Business briefs: J&J, Manhattan Research, plus July job cuts
Johnson & Johnson said it will sell off its feminine-hygiene unit today to Energizer Holdings, Inc. The brands included in the buyout are Stayfree, Carefree and o.b. Collective price tag: $185 million. Energizer already owns the Playtex product line and plans to combine the new brands into that business to expand its presence in the category. The deal is estimated to close in the fourth quarter.
Manhattan Research unveiled a study today, surveying 1,831 physicians online on how sales reps can better utilize the iPad for e-detailing. Findings show tablet presentations are failing docs due to unimpressive content, and that the "sales dance is frequently clumsy." Content must be “crisp, with intuitive navigation, responsive design, and attention to basics,” like fonts and distance from eye to screen. Among other insights, physicians said they don't use pharma resources (branded product websites) because of concerns about bias and because they aren't sure they'll find the information they need.” MDs are looking for assistance in navigating macro trends like ACOs, and the shift from fee-for-service reimbursement toward qualitative incentives. Life science companies "must be aware of how these trends are impacting their customers and how they can help healthcare professionals adapt to this fast-changing world.”

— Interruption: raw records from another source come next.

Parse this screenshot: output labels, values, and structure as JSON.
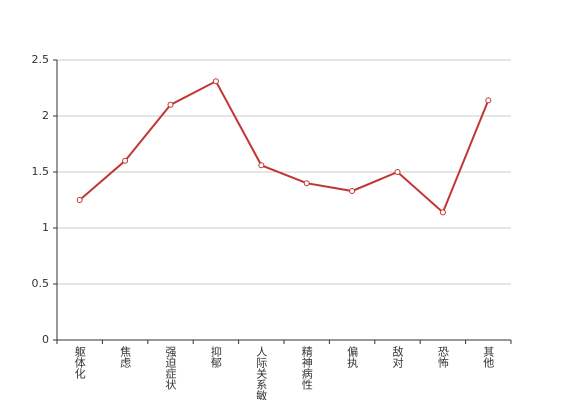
{
  "chart_data": {
    "type": "line",
    "categories": [
      "躯体化",
      "焦虑",
      "强迫症状",
      "抑郁",
      "人际关系敏感",
      "精神病性",
      "偏执",
      "敌对",
      "恐怖",
      "其他"
    ],
    "values": [
      1.25,
      1.6,
      2.1,
      2.31,
      1.56,
      1.4,
      1.33,
      1.5,
      1.14,
      2.14
    ],
    "color": "#c23531",
    "ylim": [
      0,
      2.5
    ],
    "yticks": [
      0,
      0.5,
      1,
      1.5,
      2,
      2.5
    ],
    "grid": true
  }
}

Challenger Grey & Christmas' July job-cut report shows workforce reductions were led by the healthcare sector, which planned to shed 6,843 jobs last month. This represents the “highest number of cuts for this sector since 9,558 healthcare job cuts were recorded in November 2009,” the advisory firm noted in a press release. The consultancy stated that healthcare organizations have now cut 29,794 jobs this year—which is 59% more than the 18,770 planned job cuts announced by this time last time year. Challenger says a number of factors hurt hospitals' bottom line: cuts in Medicare reimbursements due to sequestration and reform; state cuts in Medicaid funding; and fewer patients as high-deductible insurance policies discourage them from seeking health services.

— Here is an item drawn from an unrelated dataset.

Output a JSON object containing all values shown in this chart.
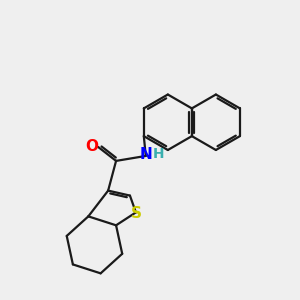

Molecular diagnostics company Cepheid rolled out its “Ride Against TB” campaign in tandem with the American Lung Association (ALA) at the American Association for Clinical Chemistry and American Society for Clinical Laboratory Science annual meeting in Houston. The campaign aims to raise awareness on the “need for improved diagnostic solutions for the rapid detection of tuberculosis,” and to raise funds to benefit the ALA. The campaign features Paul Teutul Jr. of Paul Jr. Designs, who recently starred in the TV show American Chopper. The campaign also features a contest to win a new custom bike. Contestants will also have an opportunity to donate directly to the ALA.